A simplified version of this routing scheme was written (long before the Yggdrasil implementation was started), and tested for comparison with the results from the above paper. This version includes only the name-dependent part of the routing scheme, but the overhead of the name-independent portion is easy enough to check with the full implementation. In summary:
- Multiplicative stretch is approximately 1.08 with Yggdrasil, using unweighted links undirected links, as in the paper.
- A modified version can get this as low as 1.01, but it depends on knowing the degree of each one-hop neighbor, which it is not obviously possible to cryptographically secure, and it requires using source routing to find a path from A to B and from B to A, and then have both nodes use whichever path was observed to be shorter.
- In either case, approximately 6 routing table entries are needed, on average, for the name-dependent routing scheme, where each node needs one routing table entry per one-hop neighbor.
- Approximately 30 DHT entries are needed to facilitate name-independent routing. This requires a lookup and caches the results, so old information needs to time out to work on dynamic networks. The schemes it's being compared to only work on static networks, where a similar approach would be fine, so this seems like a reasonably fair comparison. The stretch of that initial lookup can be very high, but it's only for a couple of round trips to look up keys and then do the ephemeral key exchange, so this may be an acceptable tradeoff (it's probably more expensive than a DNS lookup, but is similar in principle and effect).
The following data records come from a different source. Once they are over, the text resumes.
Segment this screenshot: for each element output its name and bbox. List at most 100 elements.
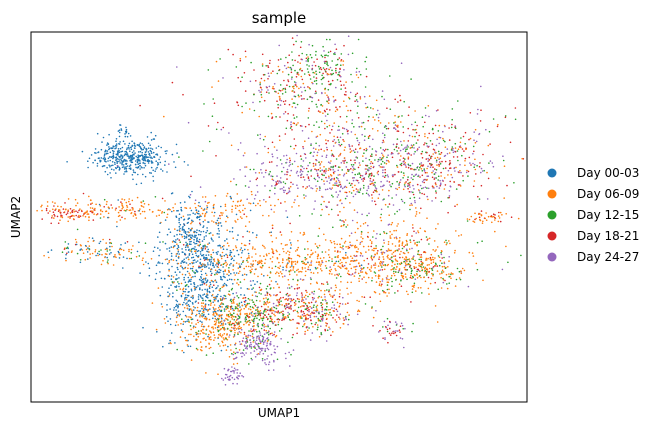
- scatter-point: [400, 155, 402, 157]
- scatter-point: [393, 122, 395, 124]
- scatter-point: [105, 203, 108, 206]
- scatter-point: [341, 247, 343, 249]
- scatter-point: [444, 154, 447, 157]
- scatter-point: [435, 151, 437, 154]
- scatter-point: [386, 180, 389, 182]
- scatter-point: [112, 164, 114, 167]
- scatter-point: [290, 181, 292, 184]
- scatter-point: [233, 278, 236, 281]
- scatter-point: [379, 147, 382, 149]
- scatter-point: [222, 322, 225, 325]
- scatter-point: [175, 316, 178, 319]
- scatter-point: [402, 148, 405, 150]
- scatter-point: [453, 252, 456, 254]
- scatter-point: [221, 245, 224, 248]
- scatter-point: [211, 86, 213, 88]
- scatter-point: [377, 160, 379, 163]
- scatter-point: [115, 159, 117, 161]
- scatter-point: [337, 255, 340, 257]
- scatter-point: [229, 264, 231, 266]
- scatter-point: [297, 187, 299, 189]
- scatter-point: [352, 244, 354, 247]
- scatter-point: [409, 276, 412, 279]
- scatter-point: [199, 333, 201, 335]
- scatter-point: [321, 173, 323, 176]
- scatter-point: [373, 247, 375, 250]
- scatter-point: [227, 269, 230, 272]
- scatter-point: [209, 264, 212, 266]
- scatter-point: [121, 163, 123, 166]
- scatter-point: [456, 267, 459, 270]
- scatter-point: [278, 253, 281, 256]
- scatter-point: [333, 240, 335, 243]
- scatter-point: [191, 295, 194, 297]
- scatter-point: [458, 235, 460, 237]
- scatter-point: [359, 147, 362, 149]
- scatter-point: [175, 278, 177, 280]
- scatter-point: [442, 130, 444, 133]
- scatter-point: [271, 227, 274, 229]
- scatter-point: [288, 270, 291, 272]
- scatter-point: [406, 153, 409, 155]
- scatter-point: [394, 213, 396, 215]
- scatter-point: [245, 318, 248, 321]
- scatter-point: [324, 92, 326, 94]
- scatter-point: [240, 242, 243, 245]
- scatter-point: [136, 250, 139, 253]
- scatter-point: [217, 80, 220, 82]
- scatter-point: [121, 204, 123, 206]
- scatter-point: [187, 304, 190, 306]
- scatter-point: [282, 248, 284, 250]
- scatter-point: [400, 171, 403, 173]
- scatter-point: [393, 127, 395, 130]
- scatter-point: [251, 193, 253, 196]
- scatter-point: [197, 298, 200, 301]
- scatter-point: [463, 269, 466, 272]
- scatter-point: [256, 191, 259, 193]
- scatter-point: [430, 164, 433, 167]
- scatter-point: [354, 100, 356, 102]
- scatter-point: [423, 181, 426, 184]
- scatter-point: [67, 198, 70, 200]
- scatter-point: [401, 244, 404, 246]
- scatter-point: [291, 206, 293, 208]
- scatter-point: [324, 115, 327, 117]
- scatter-point: [126, 208, 128, 211]
- scatter-point: [270, 320, 272, 323]
- scatter-point: [347, 270, 350, 272]
- scatter-point: [424, 121, 426, 124]
- scatter-point: [385, 232, 388, 235]
- scatter-point: [432, 249, 435, 251]
- scatter-point: [147, 159, 149, 161]
- scatter-point: [323, 166, 325, 168]
- scatter-point: [270, 175, 273, 177]
- scatter-point: [243, 323, 245, 326]
- scatter-point: [448, 196, 450, 199]
- scatter-point: [358, 142, 361, 144]
- scatter-point: [144, 162, 146, 165]
- scatter-point: [386, 281, 389, 284]
- scatter-point: [290, 123, 292, 126]
- scatter-point: [227, 48, 230, 51]
- scatter-point: [192, 297, 194, 300]
- scatter-point: [149, 154, 151, 157]
- scatter-point: [296, 34, 298, 37]
- scatter-point: [400, 140, 402, 143]
- scatter-point: [120, 244, 122, 246]
- scatter-point: [212, 221, 215, 223]
- scatter-point: [288, 85, 291, 88]
- scatter-point: [286, 216, 289, 218]
- scatter-point: [64, 241, 67, 243]
- scatter-point: [166, 213, 169, 216]
- scatter-point: [358, 125, 361, 128]
- scatter-point: [485, 128, 487, 131]
- scatter-point: [340, 275, 342, 278]
- scatter-point: [202, 196, 204, 198]
- scatter-point: [285, 67, 288, 70]
- scatter-point: [268, 309, 270, 312]
- scatter-point: [437, 288, 440, 291]
- scatter-point: [217, 250, 219, 253]
- scatter-point: [405, 290, 408, 293]
- scatter-point: [257, 312, 259, 314]
- scatter-point: [193, 271, 195, 273]
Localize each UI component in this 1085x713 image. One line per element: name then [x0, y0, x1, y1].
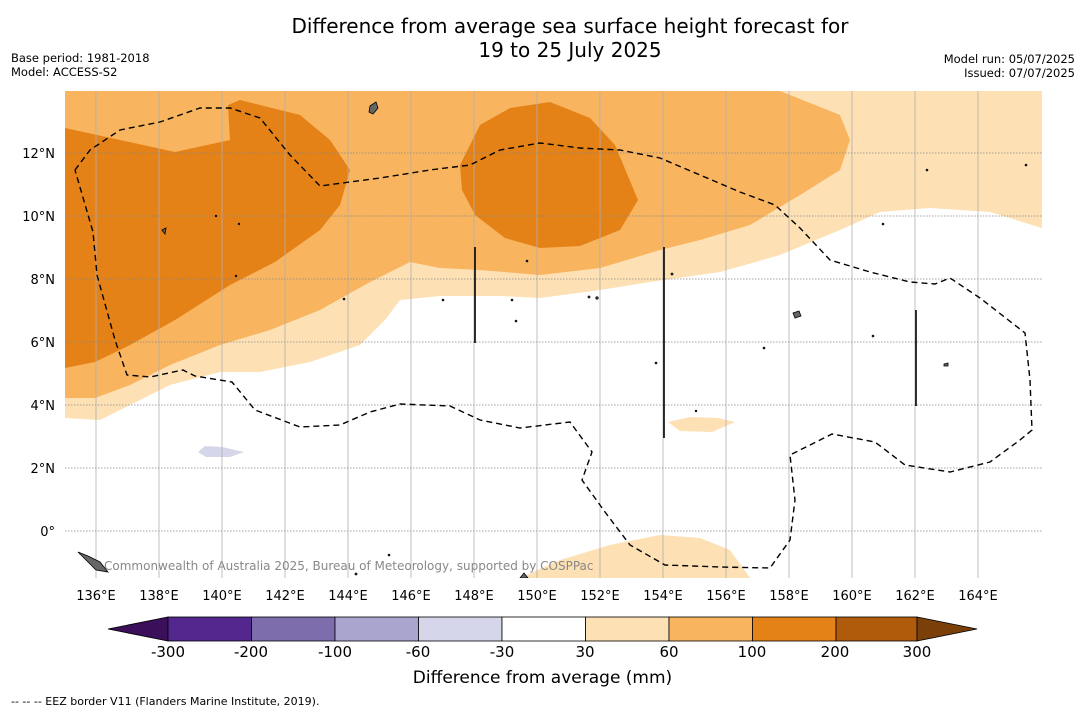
lon-label: 146°E — [391, 589, 431, 604]
contour-patch-south — [520, 535, 750, 578]
lon-label: 136°E — [76, 589, 116, 604]
eez-footnote: -- -- -- EEZ border V11 (Flanders Marine… — [11, 695, 320, 708]
lat-label: 10°N — [22, 210, 55, 225]
lat-label: 8°N — [31, 273, 56, 288]
colorbar-tick-label: -300 — [150, 643, 186, 661]
lon-labels: 136°E 138°E 140°E 142°E 144°E 146°E 148°… — [76, 589, 998, 604]
colorbar-bin — [668, 616, 753, 642]
lat-labels: 12°N 10°N 8°N 6°N 4°N 2°N 0° — [22, 147, 55, 540]
lon-label: 144°E — [328, 589, 368, 604]
island-pohnpei — [943, 362, 949, 367]
issued-date: Issued: 07/07/2025 — [964, 66, 1075, 80]
map-panel: Commonwealth of Australia 2025, Bureau o… — [65, 91, 1042, 578]
colorbar-tick-label: -30 — [489, 643, 515, 661]
colorbar-bin — [835, 616, 918, 642]
model-name: Model: ACCESS-S2 — [11, 65, 118, 79]
model-run: Model run: 05/07/2025 — [943, 52, 1075, 66]
island-png — [77, 551, 109, 573]
lat-label: 4°N — [31, 399, 56, 414]
lon-label: 150°E — [517, 589, 557, 604]
contour-patch-155e — [668, 417, 735, 432]
contour-100-200-central — [460, 102, 638, 248]
lon-label: 164°E — [958, 589, 998, 604]
lat-gridlines — [65, 152, 1042, 532]
lon-label: 142°E — [265, 589, 305, 604]
copyright-notice: Commonwealth of Australia 2025, Bureau o… — [104, 559, 594, 573]
title-line-2: 19 to 25 July 2025 — [478, 38, 662, 62]
colorbar-bin — [167, 616, 252, 642]
run-info: Model run: 05/07/2025 Issued: 07/07/2025 — [944, 52, 1075, 80]
colorbar-bin — [585, 616, 670, 642]
colorbar-bin — [334, 616, 419, 642]
colorbar-tick-label: 60 — [659, 643, 679, 661]
island-manus — [519, 572, 529, 578]
colorbar-bin — [251, 616, 336, 642]
colorbar-tick-label: 100 — [737, 643, 767, 661]
colorbar-bin — [501, 616, 586, 642]
lon-gridlines — [95, 91, 979, 578]
colorbar-tick-label: 200 — [820, 643, 850, 661]
lon-label: 156°E — [706, 589, 746, 604]
title-line-1: Difference from average sea surface heig… — [291, 14, 849, 38]
lat-label: 12°N — [22, 147, 55, 162]
contour-100-200-west — [65, 100, 350, 368]
lon-label: 140°E — [202, 589, 242, 604]
colorbar-title: Difference from average (mm) — [412, 668, 673, 688]
lat-label: 2°N — [31, 462, 56, 477]
colorbar-tick-label: 30 — [575, 643, 595, 661]
map-title: Difference from average sea surface heig… — [0, 14, 1085, 62]
lon-label: 158°E — [769, 589, 809, 604]
colorbar-tick-label: -60 — [405, 643, 431, 661]
eez-border — [74, 107, 1033, 569]
lat-label: 6°N — [31, 336, 56, 351]
base-period: Base period: 1981-2018 — [11, 51, 150, 65]
boundary-lines — [474, 247, 917, 438]
island-yap — [161, 227, 167, 235]
lon-label: 152°E — [580, 589, 620, 604]
colorbar-tick-label: -100 — [317, 643, 353, 661]
colorbar-bin — [752, 616, 837, 642]
island-chuuk — [792, 310, 802, 319]
contour-neg-30-60 — [198, 446, 244, 457]
lon-label: 162°E — [895, 589, 935, 604]
lon-label: 138°E — [139, 589, 179, 604]
island-guam — [368, 101, 379, 115]
lon-label: 154°E — [643, 589, 683, 604]
model-info: Base period: 1981-2018 Model: ACCESS-S2 — [11, 51, 150, 79]
colorbar-tick-label: 300 — [902, 643, 932, 661]
lat-label: 0° — [40, 525, 55, 540]
colorbar-tick-label: -200 — [233, 643, 269, 661]
islands — [77, 101, 1028, 578]
colorbar — [107, 616, 978, 642]
lon-label: 160°E — [832, 589, 872, 604]
colorbar-bin — [418, 616, 503, 642]
lon-label: 148°E — [454, 589, 494, 604]
colorbar-extend-high — [916, 616, 978, 642]
colorbar-extend-low — [107, 616, 169, 642]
- Both the name-dependent and name-independent routing table entries are of a size proportional to the length of the path between the root and the node, which is at most the diameter of the network after things have fully converged, but name-dependent routing table entries tend to be much larger in practice due to the size of cryptographic signatures (64 bytes for a signature + 32 for the signing key).
- The name-dependent routing scheme only sends messages about one-hop neighbors on the link between those neighbors, so if you measure things by per link overhead instead of per node, then this doesn't seem so bad to me.
- The name-independent routing scheme scales like a DHT running as an overlay on top of the router-level topology, so the per-link and per-node overhead are going to be topology dependent. This hasn't been studied in a lot of detail, but for realistic topologies, where yggdrasil routing seems to approximate shortest path routing, academic research has shown that shortest path routing does not lead to congestion.
The designer (@Arceliar) believes that the main reason Yggdrasil performs so well is because it stores information about all one-hop neighbors. Consider that, if Yggdrasil did not maintain state about all one-hop neighbors, but the protocol still had the ability to forward to all of them through some mechanism (i.e. source routing), then the OS still needs a way to forward traffic to them. In most cases, this would require some form of per-neighbor state to be stored by the OS, either because there's one dedicated interface per peer or because there are entries in an arp/NDP table to reach multiple devices over a shared switch. So while compact routing schemes have nice theoretical limits, which do not require even as much state as one entry per one-hop neighbor, that property does not seem realistic if the implementation is running at the router level (as opposed to the AS level). As such, keeping one entry per neighbor may be reasonable, especially if nodes with a high degree have proportionally more resources available to them, but it is possible that something may have been overlooked in the design.
This is a draft version of documentation for a work-in-progress protocol. The design and implementation should be considered pre-alpha, with any and all aspects subject to change in light of ongoing R&D. It is possible that this document and the code base may fall out of sync with eachother. Some details that are known to be likely to change, packet formats in particular, have been omitted.